The current funding formula is determined by three factors: school enrollment, the number and percentage of school district’s students classified as low-income and local resources available to a district based on property values.
Critics of the existing formula say that not enough money gets sent to poorer school districts and, as a result poor, those districts spend much less per pupil than richer districts.
“We have, by far, the least equitable system in the country,” State Sen. Andy Manar (D-Bunker Hill), the chief sponsor of a bill to change the state funding formula, said at a Senate committee hearing last week. Manar’s bill was approved by the committee and will next be considered by the full state Senate.
Under Rauner’s proposal, all local school districts except for LaGrange-Brookfield District 102 would see modest increases in state aid next year. State aid generally makes up a small proportion of revenue for area local school districts.
Rauner’s proposal is considered unlikely to pass the General Assembly because it is projected to cut state aid to the cash-strapped Chicago Public Schools by about $74 million.
“We have two Chicago-based legislative leaders, and anything that reduces aid to Chicago schools is probably going to hard to pass the General Assembly,” said state Rep. Michael Zalewski (D-Riverside) of Rauner’s proposal.

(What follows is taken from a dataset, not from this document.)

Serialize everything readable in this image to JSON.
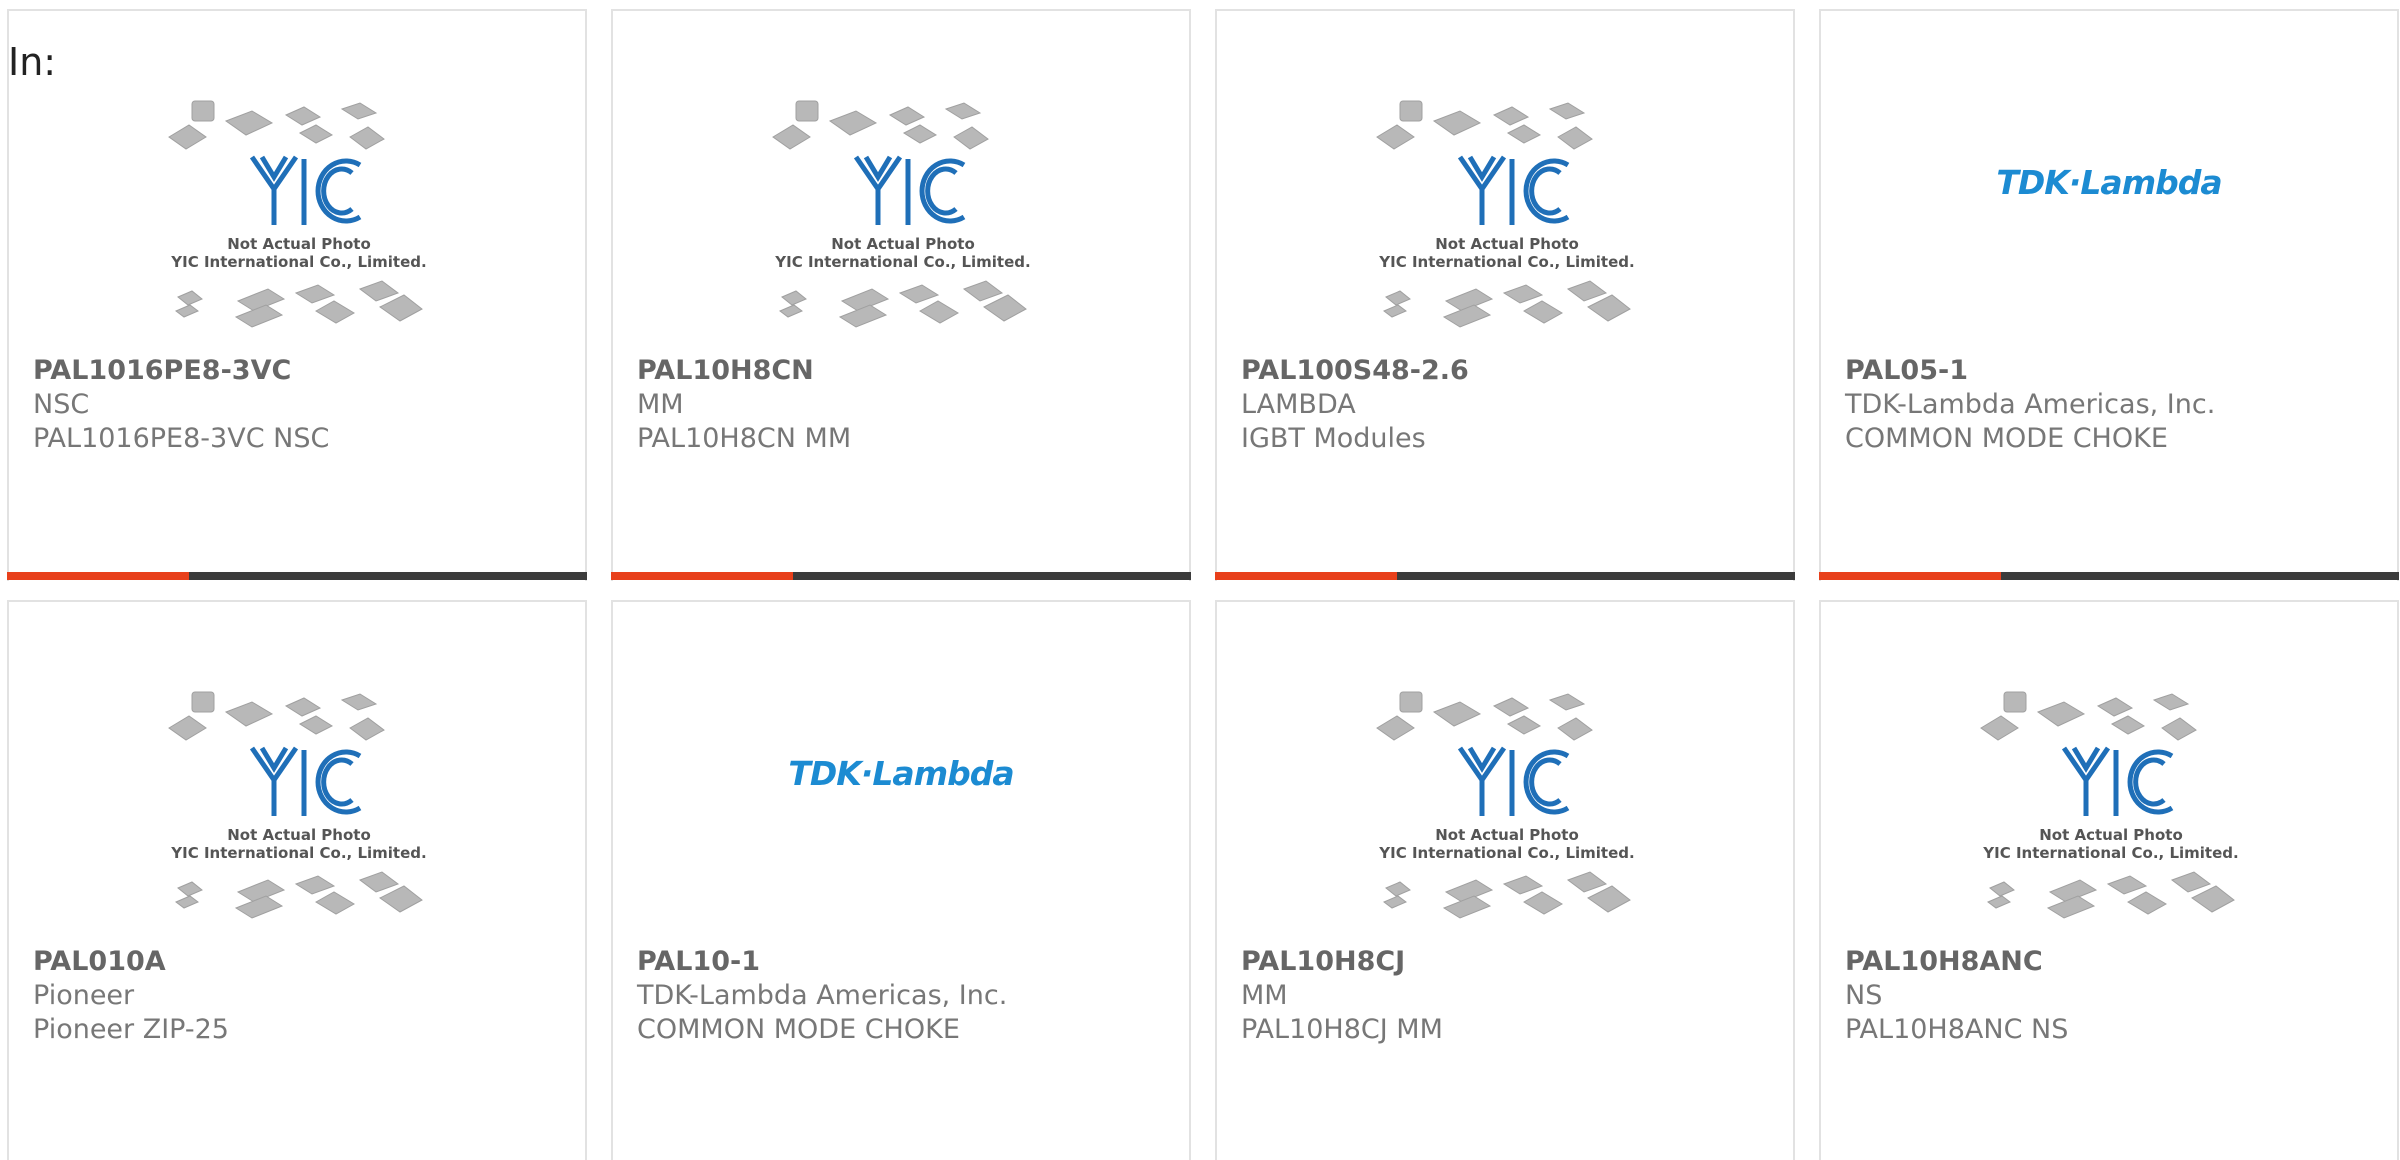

Manar, who has been pushing hard in recent years to change the state funding formula to help poorer districts. But his plan has been criticized by those who believe it would take money away from other districts to accomplish that goal.
Manar has added a provision to his bill that would guarantee no district would receive less state aid — in the first year of his plan — if it becomes law.
Local school superintendents are viewing the goings on in Springfield with a jaundiced eye.
“At least [Rauner’s] proposal includes more money being added to the pot,” said Brookfield-LaGrange Park District 95 Superintendent Mark Kuzniewski. “Manar’s proposal was to redistribute the pot.”
Although District 95 had been projected to get more state aid under a previous version of Manar’s bill, Kuzniewski said he opposes any change that would result in some districts receiving less state aid in the future than they get now.
“Any plan that has winners and losers is not a good plan, even if I’m a winner,” Kuzniewski said.
Zalewski said he favors making state aid for education more equitable and helping poorer districts, but he wants to make sure that the school districts in his legislative district are not hurt by Manar’s bill.
“As suburban Democrats, we can’t have a situation where we’re forced to do more with less and go to the property taxpayers for more,” Zalewski said.
Zalewski said there needs to be a dedicated revenue source to funnel additional state dollars to education.
“That’s what I ultimately think will happen,” Zalewski said. “Now, where in the world are we going to get new revenue in this environment? I have no idea.”
School superintendents do not have a lot of faith in the state government, which has been unable to agree on a budget for the past nine months. They wonder if the state legislature and the governor will be able to agree on anything.
“There’s a lot of proposals that are being put on the table, but few things become reality due to the stalemate between the governor and the legislators,” said Griff Powell, the co-interim superintendent of Riverside Elementary School District 96. “They’re posturing and I do not want to put a lot of attention into political posturing. My time has to be focused on something that’s going to be real and is going to impact children here in [District] 96.”